Putra Pak Kikir yang bijak itu terus berteriak-teriak mengingatkan penduduk desa. Dia pun juga membujuk ayahnya untuk segera meninggalkan rumah.
"Ayah, cepat tinggalkan rumah ini, kita harus segera menyelamtkan diri!" Bujuk Putra Pak Kikir.
"Apa? lari begitu saja. Tolol! Aku harus segera mengambil peti hartaku yang kusimpadan di ruang bawah tanah." Balas Pak Kikir.

Karena tidak ada waktu lagi Putra Pak Kikir pun lari bersama penduduk desa untuk menyelamatkan diri. Sementara Pak Kikri terus mengumpulkan harta bendanya hingga ia terlambat menyelamatkan diri. Dia sanagat terlambat dan akhirnya tenggelam bersama air bah.

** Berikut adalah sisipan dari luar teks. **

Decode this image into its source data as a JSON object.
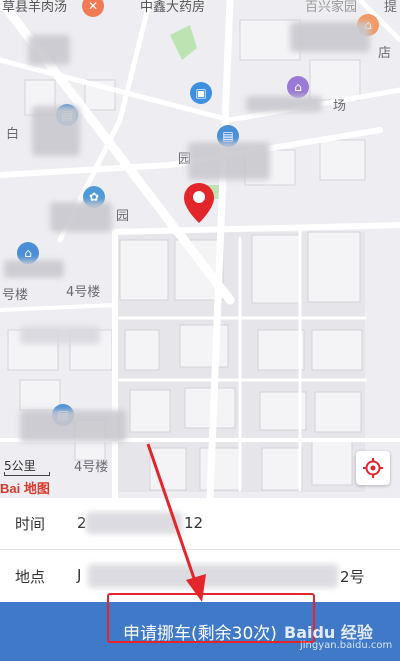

Sebagian penduduk desa dan Putra Pak Kikir selamat dari musibah tersebut. Mereka sangat sedih melihat desanya tenggelam. Kepemimpinan Putra Pak Kikir pun terlihat dia menenangkan penduduk desa dan memutuskan mencari daerah baru. Setelah lepas lelah akhirnya mereka menemukan daerah baru dan mengangkat putra Pak Kikir sebagai pemimpin desa baru mereka.

Putra Pak Kikir menganjurkan mengolah tanah yang telah dibagi rata. Berkat pengetahuannya bercocok tanam dan teknologi irigasi, beliau mengajarkan menanam padi dan mengairi sawah. Desa itu kemudian dikenan dengan nama Anjuran. Penduduk desa selalu mematuhi anjuran pemimpinnya. Kian lama desa itu berkembang menjadi kota Cianjur. Ci dalam bahasa Sunda cai artinya air dan anjur adalaha anjuran pemimpin mereka, maka kota ini dikenal dengan anjuran pemimpinnya dalam mengairi air ke sawah yang baik. Kota ini berkembang dengan baik hingga menjadi kabupaten di provinsi Jawa Barat yang terkenal karena berasnya yang gurih dan lezat.